In contrast to similar studies, our long-term simulation results are consistent with the findings of Goel et al. in India [8]. They found that using velpatasvir-based pan-genotypic to treat hepatitis C increased QALYs by 0.92 and incurred an additional cost of $107, indicating cost-effectiveness. However, Gholamhoseini et al.'s [9] short-term simulations in Iran showed that the use of pan-genotypic regimens was cost-effective since they did not distinguish between differences in efficacy for genotypes 1 and 3 in the subgroups who used SOF/VEL. In comparison to previous studies [33, 39, 49], we introduced the consideration of patient attrition or discontinuation from treatment due to genetic testing and second-line treatment. We also enhanced the hepatitis C progression pathway and fine-tuned the model parameters. For instance, we incorporated the most recent prices of DAAs and utilized epidemiological data specific to China. This enabled our study to provide insights into the suitability of clinical pathways for regimen selection based on genotypic test results in the contemporary context. It also serves as an evidence base for addressing future decision-making questions related to hepatitis C management.

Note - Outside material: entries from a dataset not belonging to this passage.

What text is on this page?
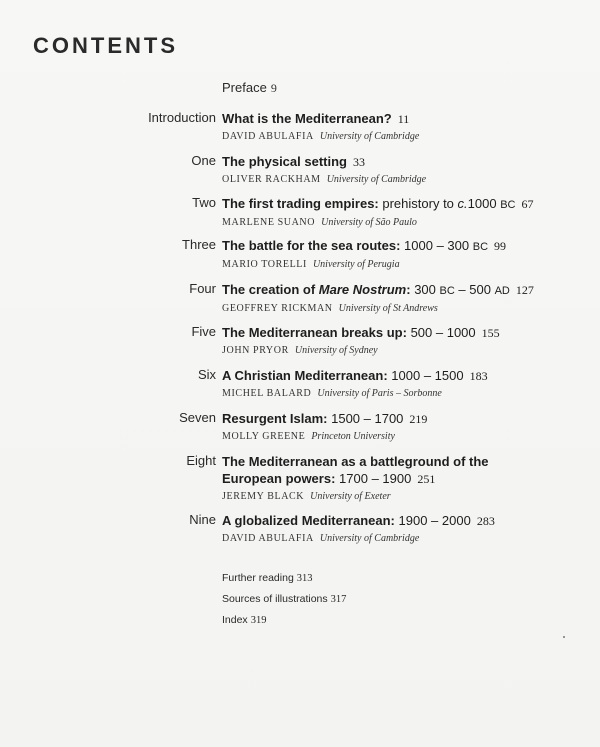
CONTENTS
Preface 9
Introduction What is the Mediterranean? 11
DAVID ABULAFIA University of Cambridge
One The physical setting 33
OLIVER RACKHAM University of Cambridge
Two The first trading empires: prehistory to c.1000 BC 67
MARLENE SUANO University of São Paulo
Three The battle for the sea routes: 1000 – 300 BC 99
MARIO TORELLI University of Perugia
Four The creation of Mare Nostrum: 300 BC – 500 AD 127
GEOFFREY RICKMAN University of St Andrews
Five The Mediterranean breaks up: 500 – 1000 155
JOHN PRYOR University of Sydney
Six A Christian Mediterranean: 1000 – 1500 183
MICHEL BALARD University of Paris – Sorbonne
Seven Resurgent Islam: 1500 – 1700 219
MOLLY GREENE Princeton University
Eight The Mediterranean as a battleground of the
European powers: 1700 – 1900 251
JEREMY BLACK University of Exeter
Nine A globalized Mediterranean: 1900 – 2000 283
DAVID ABULAFIA University of Cambridge
Further reading 313
Sources of illustrations 317
Index 319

Our study has certain limitations. First, we did not consider the impact of disease transmission. Hepatitis C is an infectious disease, which means that uncured and untreated patients are at risk of infecting others [15]. Since hepatitis C is a curable disease, successfully curing the patient is equivalent to controlling the source of infection. Curing hepatitis C disease helps patients reintegrate into society, reducing discrimination and social exclusion caused by the illness. This contributes to the establishment of a more inclusive social environment. Recovered patients are more likely to engage in regular work and social activities, reducing productivity losses associated with the disease the burden of care on their families. The absence of this consideration in our study may lead to an underestimation of the benefits of pan-genotypic regimens. Second, due to constraints in data accessibility, we assumed consistent fibrosis severity across genotypes and did not consider the impact of treatment on patients with comorbidities, potentially differing from real clinical scenarios. Additionally, we did not address patients with compound or unknown genotypes. Actually, pan-genotypic regimens can be used to treat this group of patients, whereas gene-specific regimens cannot, which means our reasearch potentially underestimating the cost-effectiveness of pan-genotypic regimens. To overcome these limitations, further research, clinical trials, and better data are needed. High-quality methodology in infectious disease cost-effectiveness evaluation can help address these issues. As an infectious disease in the process of being eliminated, the recording and analysis of data related to the transmission of hepatitis C will help in the prevention and control of other infectious diseases.

Conclusion

Choosing pan-genotypic regimens can be cost-effective by preventing disease progression. We recommend prioritizing pan-genotypic regimens for overall population health. In regions with 12% or more genotype 3b patients, genotyping tests should still be conducted even when promoting pan-genotypic regimens.